Bingo. A bullseye. Right smack in the forehead. Probably dead before he hits the ground. Nice.
He starts up the engine. Edges the car past the still twitching body. Tosses out the usual parting gift before he steps on the gas.
He takes a deep lungful of air as he drives. It smells sweet. It smells of success.
*
In the ops room pandemonium breaks out. Their recent view on the monitors has been a dizzying whirl of flashing light as Cody sped them down through the building. Their rapid-fire questions were ignored, their instructions disobeyed. Cody’s only responses came in the form of panting and grunting – nothing intelligible. They heard the pounding of his feet as he ran towards the door, then an almost panic-stricken fumbling and banging as Cody worked seemingly in desperation to fight his way through it. And then, once he finally managed his exit, their glimpse of the street was short-lived before the sudden guttural cry from Cody accompanied the crazy tilt and pan of the camera. They watched the world spin, and then the hard pavement rush up to meet them, and they all flinched as the lens smacked into its unyielding surface. And then . . .
Stillness.
Mostyn calls out to Cody. Blunt does the same, but with more of an emotional edge to her voice. And when they get no response, Mostyn is barking orders to others, urging them to get in there without delay, and amongst the words he utters are the words that no police officer, least of all DCI Blunt, wants to hear.

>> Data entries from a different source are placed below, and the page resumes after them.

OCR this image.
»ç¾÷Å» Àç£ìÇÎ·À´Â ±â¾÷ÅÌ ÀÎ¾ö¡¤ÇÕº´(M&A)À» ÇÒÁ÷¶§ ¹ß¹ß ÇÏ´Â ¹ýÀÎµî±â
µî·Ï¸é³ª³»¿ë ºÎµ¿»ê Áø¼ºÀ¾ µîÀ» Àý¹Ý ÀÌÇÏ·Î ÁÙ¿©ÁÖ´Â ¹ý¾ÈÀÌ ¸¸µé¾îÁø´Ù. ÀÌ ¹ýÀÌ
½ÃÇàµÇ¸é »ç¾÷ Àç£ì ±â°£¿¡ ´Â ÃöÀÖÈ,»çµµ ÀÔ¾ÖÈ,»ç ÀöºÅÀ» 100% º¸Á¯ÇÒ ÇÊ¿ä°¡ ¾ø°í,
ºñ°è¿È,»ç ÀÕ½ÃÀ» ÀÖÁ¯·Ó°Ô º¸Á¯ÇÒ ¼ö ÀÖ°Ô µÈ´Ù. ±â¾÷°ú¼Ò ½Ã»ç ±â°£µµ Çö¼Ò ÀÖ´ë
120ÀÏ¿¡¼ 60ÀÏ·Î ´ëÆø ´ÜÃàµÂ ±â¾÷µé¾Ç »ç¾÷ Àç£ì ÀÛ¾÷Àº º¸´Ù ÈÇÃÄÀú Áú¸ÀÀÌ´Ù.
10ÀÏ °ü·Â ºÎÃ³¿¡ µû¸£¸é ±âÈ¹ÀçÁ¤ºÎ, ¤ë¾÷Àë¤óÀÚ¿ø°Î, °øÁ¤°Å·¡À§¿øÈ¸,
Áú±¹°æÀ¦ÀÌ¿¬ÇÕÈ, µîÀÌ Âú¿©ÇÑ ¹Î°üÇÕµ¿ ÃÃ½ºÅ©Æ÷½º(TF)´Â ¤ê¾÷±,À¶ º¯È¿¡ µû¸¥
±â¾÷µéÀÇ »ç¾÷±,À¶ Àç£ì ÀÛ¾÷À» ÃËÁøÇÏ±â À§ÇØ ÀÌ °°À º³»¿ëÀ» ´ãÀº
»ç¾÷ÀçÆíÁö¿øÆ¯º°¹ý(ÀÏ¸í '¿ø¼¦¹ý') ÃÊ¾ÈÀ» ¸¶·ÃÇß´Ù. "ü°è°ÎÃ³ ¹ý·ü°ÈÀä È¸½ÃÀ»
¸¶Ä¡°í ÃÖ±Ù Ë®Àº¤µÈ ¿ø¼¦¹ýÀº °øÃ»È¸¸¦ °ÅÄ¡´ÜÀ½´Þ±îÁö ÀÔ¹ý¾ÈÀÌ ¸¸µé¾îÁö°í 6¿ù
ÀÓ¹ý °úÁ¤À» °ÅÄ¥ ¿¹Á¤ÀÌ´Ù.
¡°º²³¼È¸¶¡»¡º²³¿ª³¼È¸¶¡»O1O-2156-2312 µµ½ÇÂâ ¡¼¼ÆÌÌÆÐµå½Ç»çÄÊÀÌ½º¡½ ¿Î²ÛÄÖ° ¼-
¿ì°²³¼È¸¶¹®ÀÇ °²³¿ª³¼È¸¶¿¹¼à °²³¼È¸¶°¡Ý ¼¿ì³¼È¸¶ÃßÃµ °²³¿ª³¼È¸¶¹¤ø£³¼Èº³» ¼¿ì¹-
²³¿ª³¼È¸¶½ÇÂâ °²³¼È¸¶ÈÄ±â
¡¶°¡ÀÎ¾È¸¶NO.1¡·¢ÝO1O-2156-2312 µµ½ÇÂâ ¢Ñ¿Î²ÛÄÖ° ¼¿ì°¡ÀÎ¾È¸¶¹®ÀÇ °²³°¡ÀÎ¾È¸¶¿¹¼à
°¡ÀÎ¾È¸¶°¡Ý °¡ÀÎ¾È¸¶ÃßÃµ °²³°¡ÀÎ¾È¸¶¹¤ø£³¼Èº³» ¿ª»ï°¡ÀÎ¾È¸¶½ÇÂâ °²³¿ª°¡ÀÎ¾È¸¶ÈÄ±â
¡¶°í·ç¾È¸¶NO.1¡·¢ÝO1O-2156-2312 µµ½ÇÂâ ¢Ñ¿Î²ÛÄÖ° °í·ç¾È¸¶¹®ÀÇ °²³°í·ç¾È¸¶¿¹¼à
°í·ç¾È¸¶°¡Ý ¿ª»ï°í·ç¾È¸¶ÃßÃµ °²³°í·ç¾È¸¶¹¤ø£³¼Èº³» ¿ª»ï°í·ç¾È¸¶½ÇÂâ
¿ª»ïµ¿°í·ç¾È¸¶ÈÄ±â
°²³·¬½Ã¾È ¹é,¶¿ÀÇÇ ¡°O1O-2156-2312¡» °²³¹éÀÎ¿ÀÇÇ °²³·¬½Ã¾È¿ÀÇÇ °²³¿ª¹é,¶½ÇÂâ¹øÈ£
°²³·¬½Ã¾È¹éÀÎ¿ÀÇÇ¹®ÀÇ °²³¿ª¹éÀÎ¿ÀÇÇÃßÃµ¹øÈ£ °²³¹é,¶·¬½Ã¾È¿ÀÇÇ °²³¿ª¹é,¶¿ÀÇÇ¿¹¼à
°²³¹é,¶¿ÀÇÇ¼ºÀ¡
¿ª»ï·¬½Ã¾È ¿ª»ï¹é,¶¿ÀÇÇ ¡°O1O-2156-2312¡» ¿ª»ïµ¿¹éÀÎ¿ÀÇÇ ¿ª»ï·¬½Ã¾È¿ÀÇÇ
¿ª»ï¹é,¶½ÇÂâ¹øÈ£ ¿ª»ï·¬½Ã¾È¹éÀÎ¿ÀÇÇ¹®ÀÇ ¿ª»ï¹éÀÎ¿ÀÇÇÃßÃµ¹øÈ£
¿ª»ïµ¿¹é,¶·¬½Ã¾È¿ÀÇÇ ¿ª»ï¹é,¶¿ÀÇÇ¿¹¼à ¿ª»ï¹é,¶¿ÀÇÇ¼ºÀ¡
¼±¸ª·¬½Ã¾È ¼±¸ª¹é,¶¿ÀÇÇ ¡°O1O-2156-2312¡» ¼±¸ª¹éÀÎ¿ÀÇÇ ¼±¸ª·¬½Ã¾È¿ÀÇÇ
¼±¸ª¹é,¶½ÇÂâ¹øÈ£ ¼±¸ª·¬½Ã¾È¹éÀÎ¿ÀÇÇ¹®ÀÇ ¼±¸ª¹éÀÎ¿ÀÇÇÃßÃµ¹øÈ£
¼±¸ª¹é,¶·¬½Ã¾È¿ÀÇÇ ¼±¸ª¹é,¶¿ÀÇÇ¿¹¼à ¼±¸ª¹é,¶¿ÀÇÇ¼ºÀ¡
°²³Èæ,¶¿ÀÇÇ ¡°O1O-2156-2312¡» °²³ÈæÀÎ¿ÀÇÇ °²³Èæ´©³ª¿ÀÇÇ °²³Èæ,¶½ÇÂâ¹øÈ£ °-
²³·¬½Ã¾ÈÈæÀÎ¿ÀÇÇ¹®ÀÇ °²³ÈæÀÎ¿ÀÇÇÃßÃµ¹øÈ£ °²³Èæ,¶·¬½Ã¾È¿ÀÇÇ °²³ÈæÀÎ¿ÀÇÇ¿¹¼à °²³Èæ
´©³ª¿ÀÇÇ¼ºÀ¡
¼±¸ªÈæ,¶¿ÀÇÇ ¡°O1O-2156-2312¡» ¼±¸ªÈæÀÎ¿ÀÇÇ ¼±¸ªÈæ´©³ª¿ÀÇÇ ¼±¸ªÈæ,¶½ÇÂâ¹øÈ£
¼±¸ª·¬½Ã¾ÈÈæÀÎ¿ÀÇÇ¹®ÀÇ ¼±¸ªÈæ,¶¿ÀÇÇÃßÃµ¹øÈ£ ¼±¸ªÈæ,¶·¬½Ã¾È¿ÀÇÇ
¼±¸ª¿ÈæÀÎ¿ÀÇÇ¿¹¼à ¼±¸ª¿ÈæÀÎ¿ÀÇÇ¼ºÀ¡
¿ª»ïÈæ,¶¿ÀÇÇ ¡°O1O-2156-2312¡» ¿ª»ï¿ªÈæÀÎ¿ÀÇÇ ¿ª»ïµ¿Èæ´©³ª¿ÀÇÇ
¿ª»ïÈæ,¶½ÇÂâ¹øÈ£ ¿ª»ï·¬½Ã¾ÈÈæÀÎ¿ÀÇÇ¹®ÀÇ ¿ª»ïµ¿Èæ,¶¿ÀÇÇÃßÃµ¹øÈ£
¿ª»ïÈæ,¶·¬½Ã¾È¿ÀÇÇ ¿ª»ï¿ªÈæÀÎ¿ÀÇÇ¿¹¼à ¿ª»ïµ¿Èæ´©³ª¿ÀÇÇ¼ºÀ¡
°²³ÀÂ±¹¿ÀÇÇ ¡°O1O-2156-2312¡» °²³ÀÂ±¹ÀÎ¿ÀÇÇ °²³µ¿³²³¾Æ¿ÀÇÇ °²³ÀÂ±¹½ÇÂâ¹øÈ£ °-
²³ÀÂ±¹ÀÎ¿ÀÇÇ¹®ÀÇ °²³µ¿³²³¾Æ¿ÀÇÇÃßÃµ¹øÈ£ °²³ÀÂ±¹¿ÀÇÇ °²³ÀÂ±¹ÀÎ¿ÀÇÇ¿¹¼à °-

Because what he is saying is that there is a possible man down.
35
DCI Blunt remains frozen, staring at a screen that shows her only blackness, listening for sounds that do not come.
And when sounds do finally reach her, they do not harbour the voice of Cody, strain as she might to hear it. They are the squeals of tyres, the thuds of car doors, the pounding of boots, the barking of orders – all carried over Cody’s microphone, but apparently not heard by him directly.
Because he does not move, he does not speak, he does not respond.
She believes he is dead. She does not know how or why, but something awful has happened tonight. Something she dreaded from the very inception of this damned stupid operation.
‘Sergeant Cody! Sergeant Cody, are you all right?’
This from one of the armed officers on the ground. But Blunt knows in her heart it will not be answered, because Cody is far from all right. Cody is—
‘Unnh.’
Her heart leaps, because it sounds like . . . But no. It must be the other guy, perhaps straining to lift Cody and get him away from the danger.
‘Unnh, yeah. Yeah, I’m okay.’
And that is Cody. That is most certainly Cody. And now she is filling up, and she can’t help it, and she doesn’t care who knows it.
‘Cody!’ she yells. ‘Talk to me. Tell me you’re okay.’
‘I’m okay. I . . . I fell. I was coming out of the building and I fell. I think I banged my head.’
Blunt looks at Mostyn. ‘Get him out of there.’
She sees Mostyn’s expression of puzzlement and dissatisfaction with all that he has just witnessed, and she answers it with, ‘We can dissect this later. Please, can we just get him back where he belongs?’